Zula, sitting on Wiktor’s lap at the prison camp’s visiting room, as they kiss and cry in each other’s arms, remarked the rhetorically blunt question: what have we done? She was never really smitten with the overly-confident pretension of Paris. And he couldn’t live there without her. But surely, anything was better than this—his broken and swollen fingers zigzagging their way to resemble a far worse condition than the rickety men singing their best in the beginning of the film.

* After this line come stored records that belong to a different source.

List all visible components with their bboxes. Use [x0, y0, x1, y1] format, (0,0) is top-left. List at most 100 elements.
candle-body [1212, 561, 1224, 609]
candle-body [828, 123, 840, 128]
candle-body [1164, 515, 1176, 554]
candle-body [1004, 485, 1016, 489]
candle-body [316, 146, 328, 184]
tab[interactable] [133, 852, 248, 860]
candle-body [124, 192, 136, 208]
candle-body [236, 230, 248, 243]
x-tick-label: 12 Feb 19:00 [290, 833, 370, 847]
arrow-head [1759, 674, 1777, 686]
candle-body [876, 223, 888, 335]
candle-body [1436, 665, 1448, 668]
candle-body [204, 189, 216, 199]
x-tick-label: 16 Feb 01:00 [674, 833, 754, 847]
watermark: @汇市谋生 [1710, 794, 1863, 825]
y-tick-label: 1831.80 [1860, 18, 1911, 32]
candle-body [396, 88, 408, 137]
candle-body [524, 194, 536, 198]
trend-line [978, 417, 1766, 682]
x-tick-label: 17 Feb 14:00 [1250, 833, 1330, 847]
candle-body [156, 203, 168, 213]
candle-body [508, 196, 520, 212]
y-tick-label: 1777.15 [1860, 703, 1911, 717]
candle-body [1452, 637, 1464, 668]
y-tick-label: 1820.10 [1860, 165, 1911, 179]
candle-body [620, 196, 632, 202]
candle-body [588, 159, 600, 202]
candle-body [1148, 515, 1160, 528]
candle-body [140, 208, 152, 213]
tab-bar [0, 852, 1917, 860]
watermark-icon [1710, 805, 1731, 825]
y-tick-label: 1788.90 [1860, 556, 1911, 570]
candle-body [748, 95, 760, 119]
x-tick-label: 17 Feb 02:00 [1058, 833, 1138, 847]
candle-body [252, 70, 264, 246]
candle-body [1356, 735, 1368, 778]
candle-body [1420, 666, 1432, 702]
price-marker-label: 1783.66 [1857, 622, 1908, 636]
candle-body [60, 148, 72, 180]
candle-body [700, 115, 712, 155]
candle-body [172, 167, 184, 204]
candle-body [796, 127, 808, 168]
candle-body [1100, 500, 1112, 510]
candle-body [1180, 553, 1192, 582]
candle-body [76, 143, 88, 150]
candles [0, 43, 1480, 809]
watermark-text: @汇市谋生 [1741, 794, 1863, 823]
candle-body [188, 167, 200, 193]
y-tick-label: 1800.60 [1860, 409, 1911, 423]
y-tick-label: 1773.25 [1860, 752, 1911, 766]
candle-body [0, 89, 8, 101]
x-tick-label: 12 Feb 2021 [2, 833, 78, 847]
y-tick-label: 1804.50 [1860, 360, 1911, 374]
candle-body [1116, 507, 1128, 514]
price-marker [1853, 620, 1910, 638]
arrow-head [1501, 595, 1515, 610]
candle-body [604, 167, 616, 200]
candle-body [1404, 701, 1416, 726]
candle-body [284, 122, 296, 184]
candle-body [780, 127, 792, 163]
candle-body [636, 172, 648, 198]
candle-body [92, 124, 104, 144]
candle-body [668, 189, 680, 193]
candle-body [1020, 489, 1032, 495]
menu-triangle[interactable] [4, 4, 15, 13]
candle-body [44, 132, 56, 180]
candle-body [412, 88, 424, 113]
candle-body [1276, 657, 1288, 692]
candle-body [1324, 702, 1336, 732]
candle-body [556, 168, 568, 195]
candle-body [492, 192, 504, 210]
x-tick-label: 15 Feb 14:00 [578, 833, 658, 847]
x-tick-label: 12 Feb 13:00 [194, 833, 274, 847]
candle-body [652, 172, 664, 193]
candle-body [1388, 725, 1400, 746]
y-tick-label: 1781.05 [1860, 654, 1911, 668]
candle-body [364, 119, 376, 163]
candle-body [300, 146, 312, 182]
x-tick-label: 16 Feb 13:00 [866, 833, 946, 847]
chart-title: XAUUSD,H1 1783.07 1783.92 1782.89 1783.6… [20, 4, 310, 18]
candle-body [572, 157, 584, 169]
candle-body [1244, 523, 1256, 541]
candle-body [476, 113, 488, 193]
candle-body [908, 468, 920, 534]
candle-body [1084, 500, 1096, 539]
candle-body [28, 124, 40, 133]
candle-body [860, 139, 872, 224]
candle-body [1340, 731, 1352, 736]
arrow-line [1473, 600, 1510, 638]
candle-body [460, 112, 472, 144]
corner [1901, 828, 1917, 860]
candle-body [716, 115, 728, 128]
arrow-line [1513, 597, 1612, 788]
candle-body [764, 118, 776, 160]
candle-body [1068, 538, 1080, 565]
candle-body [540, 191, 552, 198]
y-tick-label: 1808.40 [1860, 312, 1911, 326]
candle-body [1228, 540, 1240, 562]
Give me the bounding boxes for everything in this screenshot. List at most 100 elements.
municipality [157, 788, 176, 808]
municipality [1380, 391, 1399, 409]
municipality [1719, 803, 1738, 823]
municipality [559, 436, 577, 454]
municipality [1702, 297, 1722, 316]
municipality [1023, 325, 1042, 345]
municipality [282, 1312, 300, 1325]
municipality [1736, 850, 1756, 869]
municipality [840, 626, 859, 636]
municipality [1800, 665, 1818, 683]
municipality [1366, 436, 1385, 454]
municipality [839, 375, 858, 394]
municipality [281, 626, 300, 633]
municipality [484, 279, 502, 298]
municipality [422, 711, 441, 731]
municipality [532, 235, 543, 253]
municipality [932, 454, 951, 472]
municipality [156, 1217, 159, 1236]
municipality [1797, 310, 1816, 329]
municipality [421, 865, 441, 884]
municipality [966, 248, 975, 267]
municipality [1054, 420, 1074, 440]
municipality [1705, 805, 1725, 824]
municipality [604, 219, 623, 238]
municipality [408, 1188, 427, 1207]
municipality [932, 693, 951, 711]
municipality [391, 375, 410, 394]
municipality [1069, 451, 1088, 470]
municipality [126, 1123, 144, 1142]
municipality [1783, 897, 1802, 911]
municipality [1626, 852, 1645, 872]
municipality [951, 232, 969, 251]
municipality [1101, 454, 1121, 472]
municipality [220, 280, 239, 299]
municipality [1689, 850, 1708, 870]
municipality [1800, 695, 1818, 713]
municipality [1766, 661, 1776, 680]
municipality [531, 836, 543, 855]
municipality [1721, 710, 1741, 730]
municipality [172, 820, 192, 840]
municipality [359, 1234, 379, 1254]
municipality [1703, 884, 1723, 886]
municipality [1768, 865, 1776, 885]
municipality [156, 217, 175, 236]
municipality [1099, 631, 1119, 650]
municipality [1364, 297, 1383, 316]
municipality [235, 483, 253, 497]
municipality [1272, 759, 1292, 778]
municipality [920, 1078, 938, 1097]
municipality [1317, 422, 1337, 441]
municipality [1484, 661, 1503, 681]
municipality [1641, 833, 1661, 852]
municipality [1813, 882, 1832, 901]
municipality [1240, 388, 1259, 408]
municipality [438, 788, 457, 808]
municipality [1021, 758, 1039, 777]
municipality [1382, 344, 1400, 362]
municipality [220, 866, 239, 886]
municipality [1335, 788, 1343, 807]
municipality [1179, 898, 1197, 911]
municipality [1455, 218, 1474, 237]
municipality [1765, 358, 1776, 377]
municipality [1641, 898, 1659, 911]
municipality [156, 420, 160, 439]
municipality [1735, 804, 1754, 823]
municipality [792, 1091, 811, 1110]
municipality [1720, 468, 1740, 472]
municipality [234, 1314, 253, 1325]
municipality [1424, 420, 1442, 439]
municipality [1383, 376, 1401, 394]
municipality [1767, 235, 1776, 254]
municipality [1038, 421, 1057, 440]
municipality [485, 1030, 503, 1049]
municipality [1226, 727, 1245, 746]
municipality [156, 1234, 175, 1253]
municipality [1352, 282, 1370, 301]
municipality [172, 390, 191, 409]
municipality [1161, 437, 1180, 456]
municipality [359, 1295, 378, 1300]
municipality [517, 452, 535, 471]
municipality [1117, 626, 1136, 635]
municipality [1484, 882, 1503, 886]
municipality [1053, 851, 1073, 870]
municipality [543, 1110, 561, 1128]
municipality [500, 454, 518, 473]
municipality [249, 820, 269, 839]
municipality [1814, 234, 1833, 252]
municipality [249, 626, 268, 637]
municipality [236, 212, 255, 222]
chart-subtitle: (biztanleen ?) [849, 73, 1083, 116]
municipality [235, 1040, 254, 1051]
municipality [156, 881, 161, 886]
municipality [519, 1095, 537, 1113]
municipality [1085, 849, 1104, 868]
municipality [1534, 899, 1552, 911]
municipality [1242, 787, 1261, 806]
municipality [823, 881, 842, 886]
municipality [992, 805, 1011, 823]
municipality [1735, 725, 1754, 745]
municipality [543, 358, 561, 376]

In their own way, Wiktor and Zula were resistance fighters, pushing back against state tyranny. But the music Zula made in Paris, with Wiktor, wasn’t her music. She called them bastard songs, without a fatherland she loved. At its simplest, Pawel Pawlikowski described Cold War as an intimate story told in a big world—an old fashioned love story where it was possible to look across the room and fall in love. We don’t have that opportunity today, he continued, because we’ve been playing an endless game of Hot or Not on our phones, staring down into oblivion as true love may be walking right by our real-life gaze. We’ve lost our own identities, searching in the blaze of madness for something to love. Cold War, maybe, is about it being right there all along.